Ученик известного римского грамматика Элия Доната, Иероним всегда отдавал предпочтение филологическим изысканиям перед философскими дефинициями. Владея древнееврейским и греческим языками, он осуществил труд, который стал одним из важнейших условий автономизации западной церкви. Не удовлетворенный тем, что существовавший до него перевод Библии на латинский язык, так называемая «Итала», был далеко не адекватен официальному тексту Священного писания, он предпринял его переделку на основе широких филологических сопоставлений. Иероним сделал новый перевод Ветхого завета, исправил перевод Нового завета, а также ряд других канонических текстов. Латинским вариантом Библии — Вульгатой — западная церковь обязана Иерониму.

В средние века широко читаемыми были принадлежавшие ему комментарии к Библии и другие сочинения, многочисленные и разнообразные по характеру, стилистике, языку. Но особенной популярностью пользовались ярко и просто написанные жития пустынников, в которых блестящий эрудит Иероним как будто забывал о своих любимых античных авторах и литературной изысканности. Рассказанные им легенды стали предшественниками латинской житийной литературы, предназначенной самым широким слоям средневекового общества. Иероним оказался у истоков той тенденции развития христианской теологии, которая нашла воплощение в деятельности папы Григория Великого и характеризовалась решительной дифференциацией религиозного сознания и теологической практики с учетом ее наибольшего влияния на массы. Таким образом, создавалось внутри дифференцированное (и от этого часто более действенное) единство идеологии, предназначенной питать умы, души, чувствования верующих, удовлетворять все их интеллектуальные, духовные и эмоциональные запросы и в то же время направлять их в строго определенное русло. В отношении же античного наследия Иероним занимал иную позицию, чем Григорий. Он был сторонником его использования для нужд христианства.

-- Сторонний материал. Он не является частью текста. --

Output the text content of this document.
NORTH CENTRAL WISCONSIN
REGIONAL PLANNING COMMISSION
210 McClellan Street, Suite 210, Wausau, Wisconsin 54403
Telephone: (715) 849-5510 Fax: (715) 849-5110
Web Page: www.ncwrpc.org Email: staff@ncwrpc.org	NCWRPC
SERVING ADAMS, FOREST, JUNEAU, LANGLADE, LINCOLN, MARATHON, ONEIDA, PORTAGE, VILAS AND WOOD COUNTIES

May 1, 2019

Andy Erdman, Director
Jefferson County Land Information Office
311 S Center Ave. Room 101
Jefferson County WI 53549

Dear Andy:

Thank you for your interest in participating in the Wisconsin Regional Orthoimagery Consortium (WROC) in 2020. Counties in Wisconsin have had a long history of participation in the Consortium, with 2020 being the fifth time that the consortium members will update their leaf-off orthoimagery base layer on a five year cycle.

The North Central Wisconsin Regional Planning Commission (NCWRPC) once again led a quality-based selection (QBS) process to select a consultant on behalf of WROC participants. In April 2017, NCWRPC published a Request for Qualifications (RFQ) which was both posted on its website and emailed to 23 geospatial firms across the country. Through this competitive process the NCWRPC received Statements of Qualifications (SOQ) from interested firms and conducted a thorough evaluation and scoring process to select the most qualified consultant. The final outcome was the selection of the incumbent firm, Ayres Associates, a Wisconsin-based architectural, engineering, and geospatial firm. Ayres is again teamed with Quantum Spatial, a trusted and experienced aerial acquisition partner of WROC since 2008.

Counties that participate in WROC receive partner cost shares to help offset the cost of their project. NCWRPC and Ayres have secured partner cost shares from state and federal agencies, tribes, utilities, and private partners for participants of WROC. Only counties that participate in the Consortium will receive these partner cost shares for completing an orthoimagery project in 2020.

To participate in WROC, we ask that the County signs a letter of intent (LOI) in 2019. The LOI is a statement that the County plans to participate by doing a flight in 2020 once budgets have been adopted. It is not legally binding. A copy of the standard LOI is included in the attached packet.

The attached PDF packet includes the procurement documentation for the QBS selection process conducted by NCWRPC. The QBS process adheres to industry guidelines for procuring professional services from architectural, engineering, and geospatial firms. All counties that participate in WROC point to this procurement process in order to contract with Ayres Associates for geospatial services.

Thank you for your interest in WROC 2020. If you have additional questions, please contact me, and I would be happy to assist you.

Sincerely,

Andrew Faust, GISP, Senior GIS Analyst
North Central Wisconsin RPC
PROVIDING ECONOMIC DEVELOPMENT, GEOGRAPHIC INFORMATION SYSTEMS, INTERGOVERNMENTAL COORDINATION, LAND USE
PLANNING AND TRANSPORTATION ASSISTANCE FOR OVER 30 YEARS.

Деятельность христианских апологетов и «отцов церкви» обнаруживает, что и те, кто отрицал языческую мудрость, и те, кто стремился к созданию некоего симбиоза ее и христианства, — все они вышли из риторической школы, из риторической культуры, которая диктовала им формы выражения мыслей и полемики и до какой-то степени влияла и на способ мышления. Отрицаемое или принимаемое с оговорками культурное наследие древности было той питательной средой, без которой христианство не могло бы взойти столь обильно. Оно развивалось и оттачивалось в полемике с языческой культурой, дифференцировалось и приобретало философскую глубину, ибо имело в высшей степени достойного и образованного противника. Ведь не случайно в апологетических и полемических сочинениях христиан так много места уделяется изложению учений и доводов язычников и так подробно разворачивается их критика. Сопротивляясь, критикующий исподволь учился у критикуемого, победитель у поверженного. И трудно сказать, был ли поверженный на самом дело побежден, ведь часто он незаметно брал победителя в свои сети, заставляя мыслить и писать так, как этого хотелось тому, кого отвергали. Языческая интеллектуальная и языковая культура и система образованности постепенно проникали в кровь и плоть христианства. Однако это не способствовало какому-либо смягчению христианства в его отношении к язычеству, наоборот, вооружаясь оружием противника, оно делалось к нему еще более нетерпимым и агрессивным.